We are so vulnerable to life in ‘the devastation’ [my preferred term for the fall, following Paul Griffiths].

But the wonderful news is that God is not. He’s not vulnerable. He can’t be harmed or wounded or devastated. He is so full of life and goodness and joy and delight that he isn’t vulnerable and he cannot be hurt. And therefore he can be an ocean of comfort to us in our grief. God is infinitely happy, and so can always console us in our misery. God is perfect light, and so can lighten our darkness.

That is a wonderful comfort, but only because divine impassibility, or apatheia, is not apathy in our debased sense of the word. God is impassible, untouched by suffering. But he is not indifferent to our suffering. And this is where an adequate Christology comes in.

For God—this God—in the Person of his Son, took on human flesh, and in that flesh bore our griefs and carried our sorrows. Here, it’s vitally important, with Chalcedon, to maintain the unity of Christ’s person—the Person of the eternally begotten Son of God, who shares with his Father fully in the divine nature, including the property if impassibility. And also to maintain that he assumed a true human nature, including properties of weakness, vulnerability, and susceptibility to suffering grief: with the children he shared in blood and flesh (Heb. 2:16). It is vital that in maintaining the unity of his person and the indivisibility of his two natures, we don’t thereby confuse the natures: we must preserve their distinctive properties. And, in doing so, a properly articulated Christology offers immeasurable comfort to those who suffer. 

Again, I wanted to avoid technical terminology, but this is roughly how I explained and applied the comfort of the Christ of Chalcedon to those who mourn:

In the incarnation, that God [the one invulnerable to suffering] took on human flesh. The eternally begotten Son of God remained God, and became a man. And what a man! ‘A man of sorrows and acquainted with grief. As one from whom men hide their faces, he was despised and we esteemed him not’ (Is. 53:3). What a remarkable description of such a great and happy God: a man of sorrows. A God who remained fully God. And yet also a man whose life was in some ways defined by, and engulfed in sorrow. Why? Because he bore our griefs and carried our sorrows (53:4). 

At the heart of our understanding of the cross must be the fact that Jesus bore our sins, he bore our guilt, he bore our punishment, in our place. But in bearing our sin, he also bore all the consequences of sin in this devastated world, which includes our suffering and sorrows. What a consolation this is!

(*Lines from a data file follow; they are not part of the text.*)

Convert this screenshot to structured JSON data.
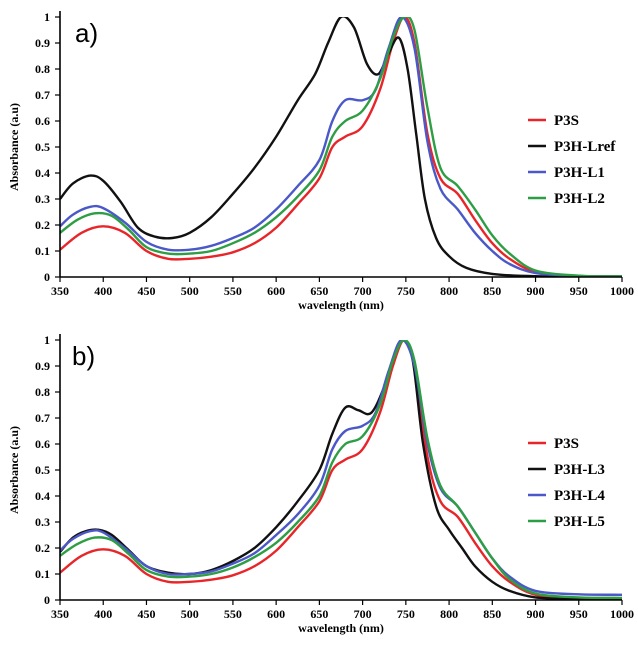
{
  "chart_data": [
    {
      "type": "line",
      "panel_label": "a)",
      "xlabel": "wavelength (nm)",
      "ylabel": "Absorbance (a.u)",
      "xlim": [
        350,
        1000
      ],
      "ylim": [
        0,
        1
      ],
      "xticks": [
        350,
        400,
        450,
        500,
        550,
        600,
        650,
        700,
        750,
        800,
        850,
        900,
        950,
        1000
      ],
      "yticks": [
        0,
        0.1,
        0.2,
        0.3,
        0.4,
        0.5,
        0.6,
        0.7,
        0.8,
        0.9,
        1
      ],
      "grid": false,
      "legend_position": "right",
      "series": [
        {
          "name": "P3S",
          "color": "#e8262a",
          "points": [
            [
              350,
              0.105
            ],
            [
              375,
              0.17
            ],
            [
              400,
              0.195
            ],
            [
              425,
              0.17
            ],
            [
              450,
              0.1
            ],
            [
              475,
              0.07
            ],
            [
              500,
              0.07
            ],
            [
              525,
              0.078
            ],
            [
              550,
              0.095
            ],
            [
              575,
              0.13
            ],
            [
              600,
              0.19
            ],
            [
              625,
              0.28
            ],
            [
              650,
              0.38
            ],
            [
              665,
              0.5
            ],
            [
              680,
              0.54
            ],
            [
              700,
              0.58
            ],
            [
              720,
              0.72
            ],
            [
              735,
              0.9
            ],
            [
              748,
              1.0
            ],
            [
              760,
              0.9
            ],
            [
              775,
              0.55
            ],
            [
              790,
              0.38
            ],
            [
              810,
              0.32
            ],
            [
              830,
              0.22
            ],
            [
              850,
              0.13
            ],
            [
              870,
              0.07
            ],
            [
              900,
              0.02
            ],
            [
              950,
              0.004
            ],
            [
              1000,
              0.002
            ]
          ]
        },
        {
          "name": "P3H-Lref",
          "color": "#111111",
          "points": [
            [
              350,
              0.3
            ],
            [
              365,
              0.36
            ],
            [
              385,
              0.39
            ],
            [
              400,
              0.37
            ],
            [
              420,
              0.29
            ],
            [
              440,
              0.19
            ],
            [
              460,
              0.155
            ],
            [
              480,
              0.15
            ],
            [
              500,
              0.17
            ],
            [
              525,
              0.23
            ],
            [
              550,
              0.32
            ],
            [
              575,
              0.42
            ],
            [
              600,
              0.54
            ],
            [
              625,
              0.68
            ],
            [
              645,
              0.78
            ],
            [
              660,
              0.9
            ],
            [
              675,
              1.0
            ],
            [
              690,
              0.96
            ],
            [
              705,
              0.82
            ],
            [
              718,
              0.78
            ],
            [
              730,
              0.86
            ],
            [
              742,
              0.92
            ],
            [
              752,
              0.8
            ],
            [
              762,
              0.55
            ],
            [
              772,
              0.3
            ],
            [
              785,
              0.15
            ],
            [
              800,
              0.08
            ],
            [
              820,
              0.035
            ],
            [
              850,
              0.012
            ],
            [
              900,
              0.003
            ],
            [
              1000,
              0.002
            ]
          ]
        },
        {
          "name": "P3H-L1",
          "color": "#4a58c8",
          "points": [
            [
              350,
              0.195
            ],
            [
              365,
              0.24
            ],
            [
              385,
              0.27
            ],
            [
              400,
              0.265
            ],
            [
              425,
              0.21
            ],
            [
              450,
              0.135
            ],
            [
              475,
              0.105
            ],
            [
              500,
              0.105
            ],
            [
              525,
              0.12
            ],
            [
              550,
              0.15
            ],
            [
              575,
              0.19
            ],
            [
              600,
              0.26
            ],
            [
              625,
              0.35
            ],
            [
              650,
              0.45
            ],
            [
              665,
              0.6
            ],
            [
              680,
              0.68
            ],
            [
              700,
              0.68
            ],
            [
              715,
              0.72
            ],
            [
              730,
              0.88
            ],
            [
              745,
              1.0
            ],
            [
              760,
              0.88
            ],
            [
              775,
              0.52
            ],
            [
              790,
              0.34
            ],
            [
              810,
              0.26
            ],
            [
              830,
              0.17
            ],
            [
              850,
              0.1
            ],
            [
              870,
              0.05
            ],
            [
              900,
              0.015
            ],
            [
              950,
              0.004
            ],
            [
              1000,
              0.002
            ]
          ]
        },
        {
          "name": "P3H-L2",
          "color": "#2e9e44",
          "points": [
            [
              350,
              0.17
            ],
            [
              370,
              0.22
            ],
            [
              390,
              0.245
            ],
            [
              410,
              0.235
            ],
            [
              430,
              0.18
            ],
            [
              450,
              0.115
            ],
            [
              475,
              0.09
            ],
            [
              500,
              0.09
            ],
            [
              525,
              0.1
            ],
            [
              550,
              0.13
            ],
            [
              575,
              0.17
            ],
            [
              600,
              0.23
            ],
            [
              625,
              0.31
            ],
            [
              650,
              0.41
            ],
            [
              665,
              0.54
            ],
            [
              680,
              0.6
            ],
            [
              700,
              0.64
            ],
            [
              720,
              0.76
            ],
            [
              735,
              0.92
            ],
            [
              748,
              1.0
            ],
            [
              760,
              0.95
            ],
            [
              775,
              0.65
            ],
            [
              790,
              0.42
            ],
            [
              810,
              0.35
            ],
            [
              830,
              0.26
            ],
            [
              850,
              0.16
            ],
            [
              870,
              0.09
            ],
            [
              900,
              0.025
            ],
            [
              950,
              0.005
            ],
            [
              1000,
              0.002
            ]
          ]
        }
      ]
    },
    {
      "type": "line",
      "panel_label": "b)",
      "xlabel": "wavelength (nm)",
      "ylabel": "Absorbance (a.u)",
      "xlim": [
        350,
        1000
      ],
      "ylim": [
        0,
        1
      ],
      "xticks": [
        350,
        400,
        450,
        500,
        550,
        600,
        650,
        700,
        750,
        800,
        850,
        900,
        950,
        1000
      ],
      "yticks": [
        0,
        0.1,
        0.2,
        0.3,
        0.4,
        0.5,
        0.6,
        0.7,
        0.8,
        0.9,
        1
      ],
      "grid": false,
      "legend_position": "right",
      "series": [
        {
          "name": "P3S",
          "color": "#e8262a",
          "points": [
            [
              350,
              0.105
            ],
            [
              375,
              0.17
            ],
            [
              400,
              0.195
            ],
            [
              425,
              0.17
            ],
            [
              450,
              0.1
            ],
            [
              475,
              0.07
            ],
            [
              500,
              0.07
            ],
            [
              525,
              0.078
            ],
            [
              550,
              0.095
            ],
            [
              575,
              0.13
            ],
            [
              600,
              0.19
            ],
            [
              625,
              0.28
            ],
            [
              650,
              0.38
            ],
            [
              665,
              0.5
            ],
            [
              680,
              0.54
            ],
            [
              700,
              0.58
            ],
            [
              720,
              0.72
            ],
            [
              735,
              0.9
            ],
            [
              748,
              1.0
            ],
            [
              760,
              0.9
            ],
            [
              775,
              0.55
            ],
            [
              790,
              0.38
            ],
            [
              810,
              0.32
            ],
            [
              830,
              0.22
            ],
            [
              850,
              0.13
            ],
            [
              870,
              0.07
            ],
            [
              900,
              0.02
            ],
            [
              950,
              0.004
            ],
            [
              1000,
              0.002
            ]
          ]
        },
        {
          "name": "P3H-L3",
          "color": "#111111",
          "points": [
            [
              350,
              0.185
            ],
            [
              365,
              0.24
            ],
            [
              380,
              0.265
            ],
            [
              395,
              0.27
            ],
            [
              410,
              0.25
            ],
            [
              430,
              0.19
            ],
            [
              450,
              0.13
            ],
            [
              475,
              0.105
            ],
            [
              500,
              0.1
            ],
            [
              525,
              0.115
            ],
            [
              550,
              0.15
            ],
            [
              575,
              0.2
            ],
            [
              600,
              0.28
            ],
            [
              625,
              0.38
            ],
            [
              650,
              0.5
            ],
            [
              665,
              0.64
            ],
            [
              680,
              0.74
            ],
            [
              695,
              0.73
            ],
            [
              710,
              0.72
            ],
            [
              725,
              0.82
            ],
            [
              738,
              0.95
            ],
            [
              747,
              1.0
            ],
            [
              758,
              0.92
            ],
            [
              770,
              0.6
            ],
            [
              785,
              0.36
            ],
            [
              800,
              0.27
            ],
            [
              815,
              0.2
            ],
            [
              830,
              0.13
            ],
            [
              850,
              0.07
            ],
            [
              870,
              0.035
            ],
            [
              900,
              0.01
            ],
            [
              950,
              0.003
            ],
            [
              1000,
              0.002
            ]
          ]
        },
        {
          "name": "P3H-L4",
          "color": "#4a58c8",
          "points": [
            [
              350,
              0.19
            ],
            [
              365,
              0.235
            ],
            [
              385,
              0.265
            ],
            [
              400,
              0.26
            ],
            [
              425,
              0.2
            ],
            [
              450,
              0.13
            ],
            [
              475,
              0.1
            ],
            [
              500,
              0.1
            ],
            [
              525,
              0.11
            ],
            [
              550,
              0.14
            ],
            [
              575,
              0.18
            ],
            [
              600,
              0.25
            ],
            [
              625,
              0.33
            ],
            [
              650,
              0.44
            ],
            [
              665,
              0.58
            ],
            [
              680,
              0.65
            ],
            [
              700,
              0.67
            ],
            [
              715,
              0.72
            ],
            [
              730,
              0.88
            ],
            [
              745,
              1.0
            ],
            [
              760,
              0.9
            ],
            [
              775,
              0.6
            ],
            [
              790,
              0.43
            ],
            [
              810,
              0.36
            ],
            [
              830,
              0.26
            ],
            [
              850,
              0.16
            ],
            [
              870,
              0.09
            ],
            [
              900,
              0.035
            ],
            [
              950,
              0.022
            ],
            [
              1000,
              0.02
            ]
          ]
        },
        {
          "name": "P3H-L5",
          "color": "#2e9e44",
          "points": [
            [
              350,
              0.17
            ],
            [
              370,
              0.215
            ],
            [
              390,
              0.24
            ],
            [
              410,
              0.23
            ],
            [
              430,
              0.175
            ],
            [
              450,
              0.115
            ],
            [
              475,
              0.09
            ],
            [
              500,
              0.09
            ],
            [
              525,
              0.1
            ],
            [
              550,
              0.125
            ],
            [
              575,
              0.165
            ],
            [
              600,
              0.22
            ],
            [
              625,
              0.3
            ],
            [
              650,
              0.4
            ],
            [
              665,
              0.53
            ],
            [
              680,
              0.6
            ],
            [
              700,
              0.63
            ],
            [
              720,
              0.75
            ],
            [
              735,
              0.92
            ],
            [
              748,
              1.0
            ],
            [
              760,
              0.92
            ],
            [
              775,
              0.62
            ],
            [
              790,
              0.44
            ],
            [
              810,
              0.36
            ],
            [
              830,
              0.26
            ],
            [
              850,
              0.16
            ],
            [
              870,
              0.08
            ],
            [
              900,
              0.025
            ],
            [
              950,
              0.01
            ],
            [
              1000,
              0.008
            ]
          ]
        }
      ]
    }
  ]
}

But because the man who bore our sorrows was God the Son—the eternally happy God—acting as a man, he couldn’t be destroyed by them. He wasn’t crushed or overwhelmed forever under the weight of all the suffering of the world. No! Our great God carried our sorrows, in order to carry them away.

And so because the Son of God became the man of sorrows, he knows our sorrow from the inside, and he can sympathise in a way no one else can. But because the man of sorrows is the eternal, joyful Son of God, sorrow cannot win: we look to a future with no more mourning or crying. No more pain. Every tear wiped away (Rev. 21). And now we know the comfort of knowing this Jesus.

None of this is terribly clever. It’s roughly, I hope, what most evangelical preachers would do. But hopefully it illustrates that careful attention to biblical and confessional doctrine is not just a cerebral pursuit for egg-heads. It is a vital pastoral necessity. We study theology in order to be better pastors.

1. Theoretico-Practical Theology, 1. 2. 23. V-VI.

2. Theoretico-Practical Theology, 1. 2. 23. XV.